HÂFIZ POST

(ö. 1105/1694)

Türk mûsikisinin en güçlü bestekâr ve tanburîlerinden.

İstanbul’da doğdu ve orada yaşadı. Ezgi, onun Üsküdarlı olduğunu kaydeder. Asıl adı Mehmed olup ilk dönemlerinde İmamzâde Mehmed Çelebi, daha sonra Hâfız Post olarak anılmıştır. Mehmed Esad Efendi Atrabü’l-âsâr’da vücudunun çok kıllı olmasından dolayı kendisine “Post” lakabının verildiğinden bahseder. Başka bir rivayete göre ise her yere koltuğunda bir post ile gittiği için bu lakabı almıştır. On beş yaşında hıfzını tamamladı ve yine bu çağlarda mûsiki öğrenimine başladı. Kendini yetiştirerek zamanla devrinin en önemli mûsikişinasları arasında yer aldı. Osmanlı ve Kırım saraylarında IV. Mehmed ile (1648-1687) I. Selim Giray Han’ın huzurunda bulundu; ayrıca birçok devlet adamından iltifat gördü. Şöhretinin en yaygın dönemi ise IV. Mehmed zamanına rastlar. Hacca da giden Hâfız Post divan şairi Nâilî’nin (ö. 1077/1666) himayesinde yetişti ve ondan edebî ilimleri öğrendi. Gençlik yıllarında devlet kademelerinde çalışmadığı anlaşılan Hâfız Post hayatının sonlarında Dîvân-ı Hümâyun hâcegânı arasında yer aldı. Daha sonra kâğıt eminliğine getirildi. Çağdaşı olan Buhûrîzâde Mustafa Itrî Efendi onun vefatına iki ayrı tarih düşürmüştür.

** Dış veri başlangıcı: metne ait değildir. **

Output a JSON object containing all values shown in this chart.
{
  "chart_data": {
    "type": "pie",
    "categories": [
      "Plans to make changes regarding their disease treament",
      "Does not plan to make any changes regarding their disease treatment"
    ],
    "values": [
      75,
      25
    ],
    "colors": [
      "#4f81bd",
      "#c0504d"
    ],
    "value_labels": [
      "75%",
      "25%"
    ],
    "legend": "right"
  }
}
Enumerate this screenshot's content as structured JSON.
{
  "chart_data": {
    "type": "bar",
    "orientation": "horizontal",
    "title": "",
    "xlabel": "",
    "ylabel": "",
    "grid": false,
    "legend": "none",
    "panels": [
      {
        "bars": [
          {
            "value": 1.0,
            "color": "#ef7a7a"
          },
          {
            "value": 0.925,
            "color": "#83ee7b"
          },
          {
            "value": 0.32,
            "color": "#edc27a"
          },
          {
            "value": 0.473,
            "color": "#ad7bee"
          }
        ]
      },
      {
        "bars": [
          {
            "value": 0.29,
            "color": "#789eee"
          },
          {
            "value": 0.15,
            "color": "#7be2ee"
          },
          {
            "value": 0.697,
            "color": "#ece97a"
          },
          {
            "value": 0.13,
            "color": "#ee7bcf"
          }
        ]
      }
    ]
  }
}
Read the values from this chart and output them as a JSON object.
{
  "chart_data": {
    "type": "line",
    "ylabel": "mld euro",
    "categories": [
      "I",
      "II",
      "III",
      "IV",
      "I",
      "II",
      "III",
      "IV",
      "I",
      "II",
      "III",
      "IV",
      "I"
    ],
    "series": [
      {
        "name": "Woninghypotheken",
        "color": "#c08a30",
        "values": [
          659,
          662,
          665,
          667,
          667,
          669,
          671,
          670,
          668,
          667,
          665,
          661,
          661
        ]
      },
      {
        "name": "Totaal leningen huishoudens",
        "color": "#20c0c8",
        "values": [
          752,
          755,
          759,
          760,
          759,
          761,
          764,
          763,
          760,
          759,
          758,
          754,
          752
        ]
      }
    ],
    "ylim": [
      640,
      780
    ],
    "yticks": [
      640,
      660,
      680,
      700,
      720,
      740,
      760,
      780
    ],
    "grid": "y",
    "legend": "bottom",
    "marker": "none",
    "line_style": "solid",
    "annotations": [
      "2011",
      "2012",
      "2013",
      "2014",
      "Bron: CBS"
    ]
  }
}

Hâfız Post bestekârlığı, hânendeliği ve tanburîliğinin yanı sıra devrinde iyi bir hattat ve şair olarak da tanınmıştır; ancak onun en önemli yönü bestekârlığıdır. Mûsikide önemli ölçüde Kasımpaşalı Koca Osman Efendi’den faydalandı. Bestelerinde kendine has bir üslûp geliştirdiği gibi bilhassa güfte seçimindeki titizliği onun iyi bir edebiyat kültürü aldığını, divan edebiyatı yanında tasavvuf edebiyatı ve halk edebiyatına da vâkıf olduğunu göstermektedir.

Kaynaklarda beste, semâi, kâr, şarkı, türkü, ilâhi, tevşîh ve durak gibi dinî ve din dışı mûsikinin birçok formunda 1000’den fazla eser verdiği belirtilen Hâfız Post’un zamanımıza ulaşan on yedi eserindeki canlılık ve hareketlilik ilk planda dikkati çeker. Bu coşkunluğu ilâhilerinde de görmek mümkündür. Başta Niyâzî-i Mısrî olmak üzere bilhassa Halvetiyye’ye mensup mutasavvıf şairlerin ilâhilerini besteleyen Hâfız Post’un bu tarikata intisap etmiş olduğu düşünülebilir. Ayrıca birçok güftesini klasik formda bestelediği hocası Nâilî’nin de Halvetî olması bu kanaati güçlendirmektedir. Bestelerinde daha çok divan şairlerinin şiirlerini ve bu arada gazelleri tercih etmiştir. Eserlerinden, “Biz âlûde-i sâgar-ı bâdeyiz” ve, “Gelse o şûh meclise nâz ü tegāfül eylese” mısraları ile başlayan rast yürük semâileriyle (birinci semâi bazı eserlerde rehâvî makamında kayıtlıdır), “Bir nazar kıl hâlime âsân ola cümle sübül” mısraı ile başlayan hisar tevşîhi, “Vakt-i seherde açıla perde” mısraı ile başlayan nevâ ilâhisi, “Tende cânım canda cânânımdır Allah hû deyen” mısraı ile başlayan acem durağı (bazı eserlerde Ali Şîruganî adına kayıtlıdır) onun en seçkin besteleri arasında yer alır.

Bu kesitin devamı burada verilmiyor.